Although we like to think of ourselves as more rarified, artists are people, and people do need people. And things. And hobbies. If you strip down your life to get serious about your art, you will find that you get serious, period. If all you think about is your Art with a capital ‘A’, then it’s always there, twitching and heaving like a space alien… Your serious career begins to become your serious problem… which you can talk about, seriously, to other “serious” artists and, perhaps, to an endlessly empathetic therapist who understands how sensitive you are. None of this will get much art done…

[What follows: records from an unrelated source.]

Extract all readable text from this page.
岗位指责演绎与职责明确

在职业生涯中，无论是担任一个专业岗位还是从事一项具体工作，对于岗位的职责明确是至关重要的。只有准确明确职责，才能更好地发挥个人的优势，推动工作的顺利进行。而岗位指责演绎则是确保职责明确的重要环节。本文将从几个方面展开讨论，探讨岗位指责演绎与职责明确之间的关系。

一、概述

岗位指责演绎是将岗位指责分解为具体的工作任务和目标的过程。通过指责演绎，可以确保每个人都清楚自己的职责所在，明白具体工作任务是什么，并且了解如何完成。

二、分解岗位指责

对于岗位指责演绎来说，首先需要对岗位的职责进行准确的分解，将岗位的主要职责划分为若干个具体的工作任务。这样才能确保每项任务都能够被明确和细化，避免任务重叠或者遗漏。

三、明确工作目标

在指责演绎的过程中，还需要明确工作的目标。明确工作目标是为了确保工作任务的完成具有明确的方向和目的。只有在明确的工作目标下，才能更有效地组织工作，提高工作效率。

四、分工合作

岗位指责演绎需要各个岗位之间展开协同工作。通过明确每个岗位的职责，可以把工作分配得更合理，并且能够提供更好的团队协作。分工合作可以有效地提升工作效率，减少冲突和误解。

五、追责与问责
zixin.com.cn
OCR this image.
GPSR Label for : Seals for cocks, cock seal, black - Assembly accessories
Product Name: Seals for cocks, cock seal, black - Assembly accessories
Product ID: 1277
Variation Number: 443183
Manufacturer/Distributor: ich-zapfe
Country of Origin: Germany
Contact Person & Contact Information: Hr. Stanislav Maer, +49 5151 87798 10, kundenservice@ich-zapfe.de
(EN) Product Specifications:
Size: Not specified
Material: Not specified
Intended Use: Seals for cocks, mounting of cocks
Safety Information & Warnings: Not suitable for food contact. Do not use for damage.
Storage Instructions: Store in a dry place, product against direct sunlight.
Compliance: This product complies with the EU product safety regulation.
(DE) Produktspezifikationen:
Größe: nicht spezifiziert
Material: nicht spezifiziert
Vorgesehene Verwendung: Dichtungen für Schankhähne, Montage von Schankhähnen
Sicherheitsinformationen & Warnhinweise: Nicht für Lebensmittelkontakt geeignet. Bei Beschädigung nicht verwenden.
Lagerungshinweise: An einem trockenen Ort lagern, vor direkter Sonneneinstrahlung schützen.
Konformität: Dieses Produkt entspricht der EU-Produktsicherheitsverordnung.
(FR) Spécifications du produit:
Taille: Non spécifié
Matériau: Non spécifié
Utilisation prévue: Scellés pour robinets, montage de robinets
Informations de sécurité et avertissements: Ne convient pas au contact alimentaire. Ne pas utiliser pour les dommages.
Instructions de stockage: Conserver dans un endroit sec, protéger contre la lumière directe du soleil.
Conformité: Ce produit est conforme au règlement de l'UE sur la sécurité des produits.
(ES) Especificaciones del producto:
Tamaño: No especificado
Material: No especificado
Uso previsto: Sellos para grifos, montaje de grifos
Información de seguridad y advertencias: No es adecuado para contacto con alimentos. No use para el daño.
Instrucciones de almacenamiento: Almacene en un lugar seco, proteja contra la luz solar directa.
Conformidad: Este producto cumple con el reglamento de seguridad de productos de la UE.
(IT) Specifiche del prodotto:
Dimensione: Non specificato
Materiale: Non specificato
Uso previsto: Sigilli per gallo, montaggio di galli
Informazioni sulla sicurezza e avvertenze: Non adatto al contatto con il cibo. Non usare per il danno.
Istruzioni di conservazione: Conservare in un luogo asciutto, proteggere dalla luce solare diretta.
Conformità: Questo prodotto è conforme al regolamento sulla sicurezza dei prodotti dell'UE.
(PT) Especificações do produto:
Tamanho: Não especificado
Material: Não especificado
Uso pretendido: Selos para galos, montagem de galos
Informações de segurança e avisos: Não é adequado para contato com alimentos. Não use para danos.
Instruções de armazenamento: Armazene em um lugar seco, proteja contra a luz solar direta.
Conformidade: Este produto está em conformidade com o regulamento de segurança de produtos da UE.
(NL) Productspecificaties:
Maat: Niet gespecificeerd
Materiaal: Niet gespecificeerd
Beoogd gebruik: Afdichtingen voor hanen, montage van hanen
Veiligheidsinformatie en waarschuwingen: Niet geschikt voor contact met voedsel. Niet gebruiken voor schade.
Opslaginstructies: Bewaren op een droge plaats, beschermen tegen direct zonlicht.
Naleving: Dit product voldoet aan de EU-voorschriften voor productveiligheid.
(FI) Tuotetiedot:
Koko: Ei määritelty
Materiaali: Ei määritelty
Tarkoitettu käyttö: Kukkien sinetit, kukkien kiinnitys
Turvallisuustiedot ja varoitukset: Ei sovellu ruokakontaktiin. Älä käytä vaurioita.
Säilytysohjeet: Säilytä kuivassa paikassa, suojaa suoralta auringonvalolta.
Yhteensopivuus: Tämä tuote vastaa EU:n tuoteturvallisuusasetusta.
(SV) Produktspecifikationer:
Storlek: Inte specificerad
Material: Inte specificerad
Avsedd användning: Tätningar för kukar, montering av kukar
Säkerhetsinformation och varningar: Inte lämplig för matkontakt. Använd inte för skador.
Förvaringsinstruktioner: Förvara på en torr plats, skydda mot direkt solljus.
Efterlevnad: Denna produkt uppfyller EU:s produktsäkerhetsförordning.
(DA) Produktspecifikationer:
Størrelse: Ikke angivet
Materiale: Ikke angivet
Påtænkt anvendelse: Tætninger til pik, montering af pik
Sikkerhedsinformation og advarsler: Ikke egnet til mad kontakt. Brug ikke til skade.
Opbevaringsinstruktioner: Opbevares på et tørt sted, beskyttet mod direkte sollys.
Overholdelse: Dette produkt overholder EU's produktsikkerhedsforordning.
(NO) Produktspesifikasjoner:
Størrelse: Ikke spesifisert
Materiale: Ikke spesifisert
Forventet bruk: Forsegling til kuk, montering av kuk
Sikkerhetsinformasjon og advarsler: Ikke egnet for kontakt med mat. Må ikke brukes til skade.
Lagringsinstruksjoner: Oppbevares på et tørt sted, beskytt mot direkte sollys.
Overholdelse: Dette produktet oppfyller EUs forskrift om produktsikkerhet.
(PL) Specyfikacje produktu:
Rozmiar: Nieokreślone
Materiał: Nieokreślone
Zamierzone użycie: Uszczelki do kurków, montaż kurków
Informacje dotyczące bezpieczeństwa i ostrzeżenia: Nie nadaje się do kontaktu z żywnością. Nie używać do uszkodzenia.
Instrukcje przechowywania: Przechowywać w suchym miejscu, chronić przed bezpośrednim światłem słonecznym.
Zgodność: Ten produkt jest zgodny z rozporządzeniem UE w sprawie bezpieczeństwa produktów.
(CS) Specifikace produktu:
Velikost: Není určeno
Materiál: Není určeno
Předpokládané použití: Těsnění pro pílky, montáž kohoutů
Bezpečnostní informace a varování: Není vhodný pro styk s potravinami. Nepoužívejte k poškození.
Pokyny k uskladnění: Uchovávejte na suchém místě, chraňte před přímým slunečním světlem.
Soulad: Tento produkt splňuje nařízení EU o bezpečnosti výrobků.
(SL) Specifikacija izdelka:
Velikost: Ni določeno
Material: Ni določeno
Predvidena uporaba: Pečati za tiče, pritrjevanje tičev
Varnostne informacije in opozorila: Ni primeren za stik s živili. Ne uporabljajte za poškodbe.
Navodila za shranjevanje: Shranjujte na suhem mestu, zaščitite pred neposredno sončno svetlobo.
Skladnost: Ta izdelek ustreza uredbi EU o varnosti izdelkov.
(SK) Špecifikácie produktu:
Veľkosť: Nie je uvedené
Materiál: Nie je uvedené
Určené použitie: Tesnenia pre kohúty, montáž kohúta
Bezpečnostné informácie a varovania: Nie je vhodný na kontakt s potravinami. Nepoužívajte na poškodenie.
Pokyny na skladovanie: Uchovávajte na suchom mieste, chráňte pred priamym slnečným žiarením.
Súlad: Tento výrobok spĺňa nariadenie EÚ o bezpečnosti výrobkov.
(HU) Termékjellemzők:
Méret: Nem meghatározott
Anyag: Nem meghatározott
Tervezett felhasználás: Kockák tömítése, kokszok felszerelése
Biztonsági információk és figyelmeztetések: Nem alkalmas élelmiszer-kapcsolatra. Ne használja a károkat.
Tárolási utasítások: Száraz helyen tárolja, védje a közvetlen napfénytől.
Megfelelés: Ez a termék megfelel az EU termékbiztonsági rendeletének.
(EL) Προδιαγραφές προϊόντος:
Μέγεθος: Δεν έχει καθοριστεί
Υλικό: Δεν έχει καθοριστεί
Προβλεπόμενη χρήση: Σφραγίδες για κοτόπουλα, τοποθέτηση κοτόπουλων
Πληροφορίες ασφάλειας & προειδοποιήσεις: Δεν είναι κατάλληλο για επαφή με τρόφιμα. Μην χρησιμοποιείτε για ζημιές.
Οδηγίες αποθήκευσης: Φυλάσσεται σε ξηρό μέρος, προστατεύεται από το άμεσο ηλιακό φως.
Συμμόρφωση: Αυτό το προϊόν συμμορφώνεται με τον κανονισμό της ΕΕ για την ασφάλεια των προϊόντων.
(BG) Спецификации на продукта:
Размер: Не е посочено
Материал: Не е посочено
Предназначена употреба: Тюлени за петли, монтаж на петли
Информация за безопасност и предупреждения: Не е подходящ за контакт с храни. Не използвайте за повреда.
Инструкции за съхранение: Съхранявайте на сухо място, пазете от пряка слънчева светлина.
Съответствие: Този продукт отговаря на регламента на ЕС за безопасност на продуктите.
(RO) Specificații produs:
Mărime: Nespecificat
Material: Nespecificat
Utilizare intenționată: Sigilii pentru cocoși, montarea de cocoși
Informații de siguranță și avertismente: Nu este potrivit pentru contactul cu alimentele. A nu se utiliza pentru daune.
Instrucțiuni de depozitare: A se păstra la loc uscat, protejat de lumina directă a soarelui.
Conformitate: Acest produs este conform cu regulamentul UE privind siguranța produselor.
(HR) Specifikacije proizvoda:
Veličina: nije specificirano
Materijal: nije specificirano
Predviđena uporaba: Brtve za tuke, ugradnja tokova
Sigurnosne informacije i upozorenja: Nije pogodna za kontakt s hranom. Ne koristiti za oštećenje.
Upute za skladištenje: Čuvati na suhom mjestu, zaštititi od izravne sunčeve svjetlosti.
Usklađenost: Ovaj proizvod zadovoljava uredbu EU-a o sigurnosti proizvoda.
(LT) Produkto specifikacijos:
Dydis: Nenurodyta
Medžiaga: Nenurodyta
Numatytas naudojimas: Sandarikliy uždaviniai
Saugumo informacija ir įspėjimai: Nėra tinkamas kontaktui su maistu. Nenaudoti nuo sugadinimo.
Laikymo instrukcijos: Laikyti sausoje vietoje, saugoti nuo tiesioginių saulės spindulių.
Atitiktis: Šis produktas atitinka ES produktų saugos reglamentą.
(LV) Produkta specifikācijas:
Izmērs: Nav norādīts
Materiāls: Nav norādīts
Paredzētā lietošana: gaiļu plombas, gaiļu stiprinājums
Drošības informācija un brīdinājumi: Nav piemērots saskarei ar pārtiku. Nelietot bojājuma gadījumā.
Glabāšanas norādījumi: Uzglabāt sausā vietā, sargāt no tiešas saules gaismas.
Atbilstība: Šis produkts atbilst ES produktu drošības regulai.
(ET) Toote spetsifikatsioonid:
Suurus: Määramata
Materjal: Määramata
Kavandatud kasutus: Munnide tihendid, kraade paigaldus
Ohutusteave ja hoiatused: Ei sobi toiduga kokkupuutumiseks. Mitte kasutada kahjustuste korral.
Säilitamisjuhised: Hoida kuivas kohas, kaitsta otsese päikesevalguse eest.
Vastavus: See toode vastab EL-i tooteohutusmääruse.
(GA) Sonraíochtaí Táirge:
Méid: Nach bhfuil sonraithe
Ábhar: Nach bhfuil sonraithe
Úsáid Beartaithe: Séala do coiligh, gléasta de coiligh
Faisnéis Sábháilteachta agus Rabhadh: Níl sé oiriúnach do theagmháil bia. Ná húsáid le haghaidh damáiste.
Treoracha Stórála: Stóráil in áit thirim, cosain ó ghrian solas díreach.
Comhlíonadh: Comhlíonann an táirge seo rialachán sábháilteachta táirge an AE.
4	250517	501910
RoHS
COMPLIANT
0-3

In our cash-conscious culture, we have a mythology that says you must be a full-time artist to be a real artist. We hear this to mean “no day jobs”. The actual truth is we are all full-time artists. Art is a matter of consciousness.

A friend of mine gets cranky when he is separated too long from his piano. He also gets cranky when he is closeted too long with his piano. Our love affair with our art is like any other love affair – it needs separation as much as it needs togetherness.

Our life is supposed to be our life and our art is supposed to be something we do in it and with it. Our life must be larger than our art. It must be the container that holds it.

Life is not linear. Our Artist’s Way is a long and winding road, and we travel it best in the company of others, engaged not in the inner movie of the ego but in the outer-directed attention that fills the well with images and stocks the imagination with stories. Rather than yearning to be “full-time artists”, we might aspire to be full-time humans. When we do, art is the overflow of a heart filled with life.

That day job may not be a millstone after all. It might be a life-support system.”

Survey: Myth of the Starving Artist life

look at this now female levitra Symptoms of this drug overdose are fainting, pain in chest, severe dizziness, nausea, feeling lightheaded, or uneven or fast heartbeat. To reduce the companies anxiety, they’ll wash their palms quite a few times inside of a personal day. viagra canada free This milk has to be consumed at night. free sample of cialis Being able to be the greatest that you can be is one of the the cost of viagra most significant cum common ingredient used in nearly all of the heating system gadgets are generally certified.